Philippians 2:12 NASB "So then, my beloved, just as you have always obeyed, not as in my presence only, but now much more in my absence, work out your salvation with fear and trembling." Paul is not talking about getting justified; they already are believers. [13] "for it is God who is at work in you, both to will and to work for {His} good pleasure." There are three different ways in which the Bible uses the word "saved". We believe in Jesus as savior and we are justified, and the Bible says we are saved from the penalty of sin; our destiny is heaven, not the lake of fire. But after we have been saved from the penalty of sin we are a newborn baby and need to grow. So we are saved from the power of sin (Romans 6:3ff). The sin nature's tyrannical power before we were saved is broken at justification, but it is still present so we have to learn through doctrine by growing in the grace and knowledge of our Lord Jesus Christ (2 Peter 3:18); we are saved and are to grow and mature, being saved from the power of sin. Then glorification is when we are absent from the body and face to face with the Lord where we are saved from the presence of sin; we have no more sin nature at all.

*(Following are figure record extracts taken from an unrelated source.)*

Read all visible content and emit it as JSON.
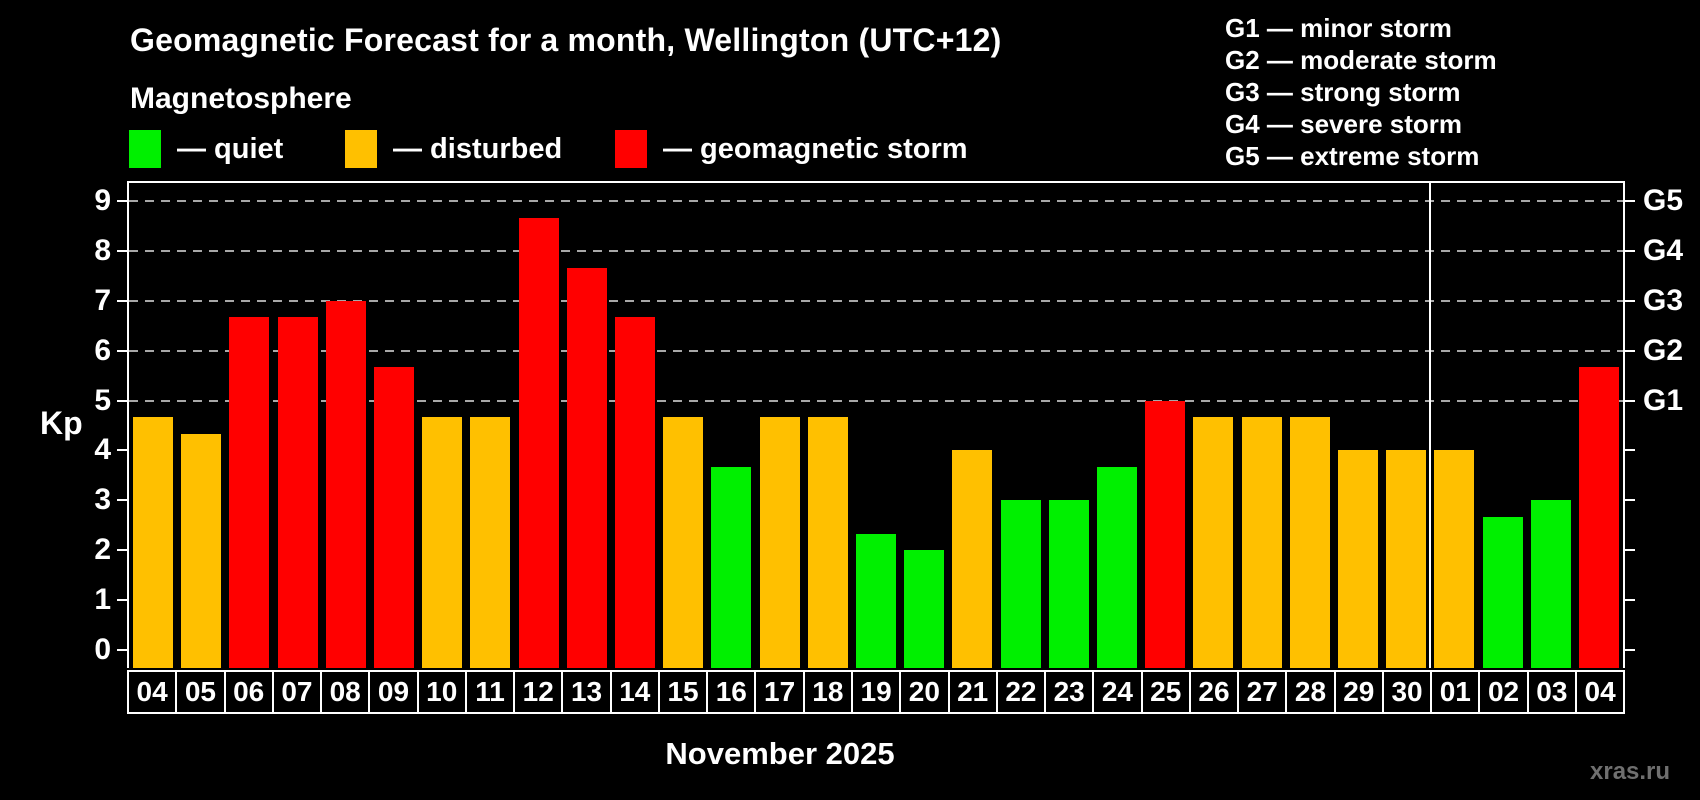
{
  "title": "Geomagnetic Forecast for a month, Wellington (UTC+12)",
  "subtitle": "Magnetosphere",
  "legend": {
    "items": [
      {
        "label": "— quiet",
        "status": "quiet"
      },
      {
        "label": "— disturbed",
        "status": "disturbed"
      },
      {
        "label": "— geomagnetic storm",
        "status": "storm"
      }
    ]
  },
  "g_scale_legend": {
    "items": [
      "G1 — minor storm",
      "G2 — moderate storm",
      "G3 — strong storm",
      "G4 — severe storm",
      "G5 — extreme storm"
    ]
  },
  "colors": {
    "quiet": "#00f000",
    "disturbed": "#ffc000",
    "storm": "#ff0000",
    "axis": "#ffffff",
    "grid": "#a8a8a8",
    "background": "#000000",
    "watermark": "#6f6f6f"
  },
  "y_axis": {
    "label": "Kp",
    "ticks": [
      0,
      1,
      2,
      3,
      4,
      5,
      6,
      7,
      8,
      9
    ]
  },
  "right_axis": {
    "labels": [
      {
        "text": "G1",
        "kp": 5
      },
      {
        "text": "G2",
        "kp": 6
      },
      {
        "text": "G3",
        "kp": 7
      },
      {
        "text": "G4",
        "kp": 8
      },
      {
        "text": "G5",
        "kp": 9
      }
    ]
  },
  "x_axis": {
    "month_label": "November 2025"
  },
  "watermark": "xras.ru",
  "chart_data": {
    "type": "bar",
    "title": "Geomagnetic Forecast for a month, Wellington (UTC+12)",
    "xlabel": "November 2025",
    "ylabel": "Kp",
    "ylim": [
      0,
      9
    ],
    "grid_levels": [
      5,
      6,
      7,
      8,
      9
    ],
    "legend_position": "top",
    "month_separator_after_index": 26,
    "categories": [
      "04",
      "05",
      "06",
      "07",
      "08",
      "09",
      "10",
      "11",
      "12",
      "13",
      "14",
      "15",
      "16",
      "17",
      "18",
      "19",
      "20",
      "21",
      "22",
      "23",
      "24",
      "25",
      "26",
      "27",
      "28",
      "29",
      "30",
      "01",
      "02",
      "03",
      "04"
    ],
    "values": [
      4.67,
      4.33,
      6.67,
      6.67,
      7.0,
      5.67,
      4.67,
      4.67,
      8.67,
      7.67,
      6.67,
      4.67,
      3.67,
      4.67,
      4.67,
      2.33,
      2.0,
      4.0,
      3.0,
      3.0,
      3.67,
      5.0,
      4.67,
      4.67,
      4.67,
      4.0,
      4.0,
      4.0,
      2.67,
      3.0,
      5.67
    ],
    "statuses": [
      "disturbed",
      "disturbed",
      "storm",
      "storm",
      "storm",
      "storm",
      "disturbed",
      "disturbed",
      "storm",
      "storm",
      "storm",
      "disturbed",
      "quiet",
      "disturbed",
      "disturbed",
      "quiet",
      "quiet",
      "disturbed",
      "quiet",
      "quiet",
      "quiet",
      "storm",
      "disturbed",
      "disturbed",
      "disturbed",
      "disturbed",
      "disturbed",
      "disturbed",
      "quiet",
      "quiet",
      "storm"
    ]
  }
}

Philippians 2:14 NASB "Do all things without grumbling or disputing". No complaining, no arguing. Have a great attitude about everything that you do whether you like it or not. [15] "so that you will prove yourselves to be blameless and innocent, children of God above reproach in the midst of a crooked and perverse generation, among whom you appear as lights in the world". That is what we are to do.

How do we do that? Philippians 2:16 "holding fast the word of life, so that in the day of Christ I will have reason to glory because I did not run in vain nor toil in vain."

How do we function as a light of the world? By holding on to the Word of God, by learning it and applying it in our life. We have to learn it before we can apply it, and that is why we focus upon it.